2 Temmuz 2017 Pazar

Pokut’ ta bir öğle uykusu rüyası ve şiiri

Yasemin Şişman ile teleferiğe binmişiz, teleferikte giderken insanların fotoğrafını çekiyorum. Bir enstantane yakalamışım; insanlar fotoğraf makinemi alıp o pozu silmek için peşimizden geliyorlar, onlardan kaçmaya çalışıyoruz. Görünürde her şey çok güzel, düzen sorunsuz işliyor ve insanlar mutlu gözüküyorlar. Bu yerde fotoğraf çekmek ve onlara verilen sınırların dışında bir şeyler yapmak yasakmış. Ben bu insanları fotoğrafımı silmemeleri için şu şekilde ikna etmeye çalışıyorum “ Nasıl ki birisine yazılan şiir, öykü yazılan kişiye değil de yazana ait ise aynı şekilde fotoğrafta, çekilenin değil çeken kişinindir. “ diyorum. Fotoğrafımı onlardan kaçırmayı başarıyorum. Bu olaydan sonra ateşin başında birkaç insan ile birlikte özgür gözüküp aslında özgür olmayan bu insanları konuşuyoruz.

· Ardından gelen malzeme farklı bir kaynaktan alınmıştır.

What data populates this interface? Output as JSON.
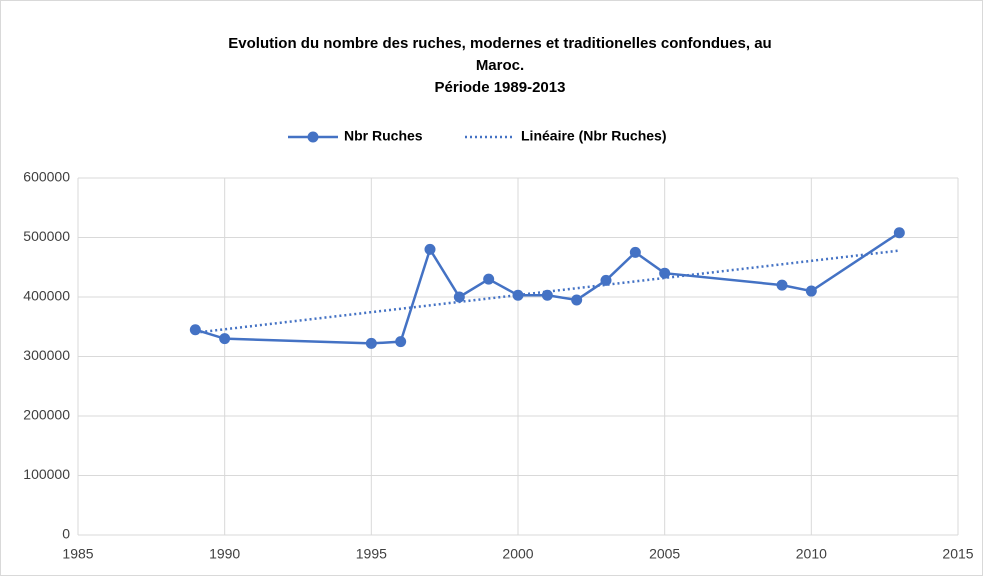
{
  "chart_data": {
    "type": "scatter-line",
    "title": [
      "Evolution du nombre des ruches, modernes et traditionelles confondues, au",
      "Maroc.",
      "Période 1989-2013"
    ],
    "series": [
      {
        "name": "Nbr Ruches",
        "color": "#4472c4",
        "style": "solid-markers",
        "x": [
          1989,
          1990,
          1995,
          1996,
          1997,
          1998,
          1999,
          2000,
          2001,
          2002,
          2003,
          2004,
          2005,
          2009,
          2010,
          2013
        ],
        "values": [
          345000,
          330000,
          322000,
          325000,
          480000,
          400000,
          430000,
          403000,
          403000,
          395000,
          428000,
          475000,
          440000,
          420000,
          410000,
          508000
        ]
      },
      {
        "name": "Linéaire (Nbr Ruches)",
        "color": "#4472c4",
        "style": "dotted",
        "x": [
          1989,
          2013
        ],
        "values": [
          340000,
          478000
        ]
      }
    ],
    "xlim": [
      1985,
      2015
    ],
    "xticks": [
      1985,
      1990,
      1995,
      2000,
      2005,
      2010,
      2015
    ],
    "ylim": [
      0,
      600000
    ],
    "yticks": [
      0,
      100000,
      200000,
      300000,
      400000,
      500000,
      600000
    ],
    "grid": true,
    "legend": "top"
  }
}
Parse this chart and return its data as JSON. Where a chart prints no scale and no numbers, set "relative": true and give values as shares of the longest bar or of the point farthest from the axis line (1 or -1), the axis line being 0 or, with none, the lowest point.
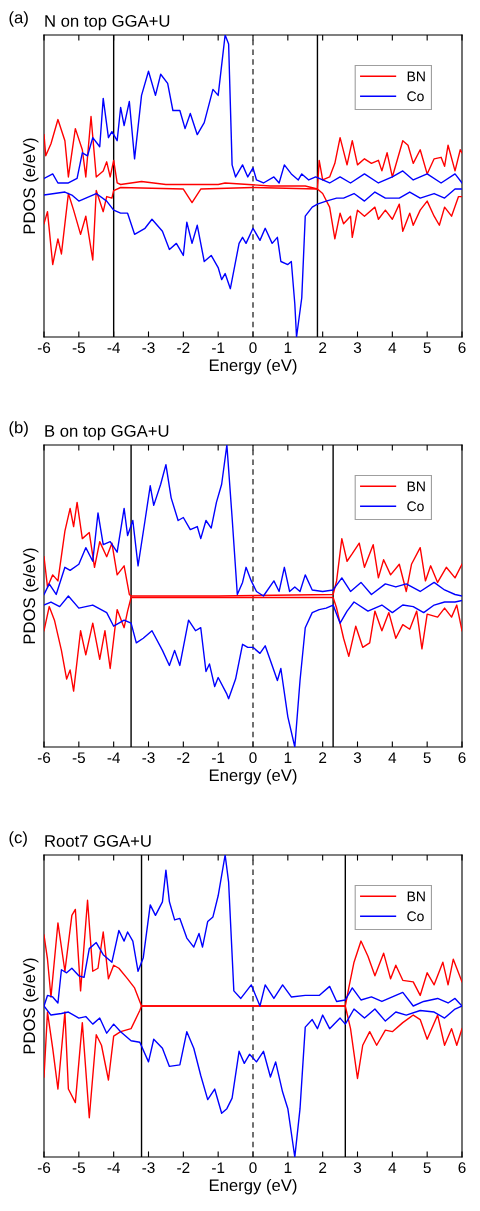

**Rüyamdan sonra sadece çay toplamak için kullanıldığını sandığım teleferiğe, Yasemin bana sürpriz yaparak bizim de bineceğimizi söylüyor. 
*** Pokut’ un Çamaşırları şiirinin sonunda vurguladığım “ İstanbul çamaşırlarına özgür olmadıklarını söylemesek özgür olmadıklarını bilirler mi? “ kısmı bu rüyadan etkilenip şekillendi.

Pokut’ un Çamaşırları

Çamaşırların da özgürü olur mu demeyin.
Dağlara doğru özgürce uçuş uçuş kuruyan çamaşırlar var bu diyarlarda.
Yaylaya kol kola dizilmiş; kuş cıvıltıları, inek çanları ile kuruyan rengarenk çamaşırlar…
Odalarda kalorifer peteklerinde kurumaya zorlanmayan özgür çamaşırlar…
Çamaşır asıp toplarken göz hizasının binalarca kesilmediği, dağların doruklarına, ufka bakarak asılan toplanan derinlik katan çamaşırlar…
İstanbul çamaşırlarına özgür olmadıklarını söylemesek özgür olmadıklarını bilirler mi?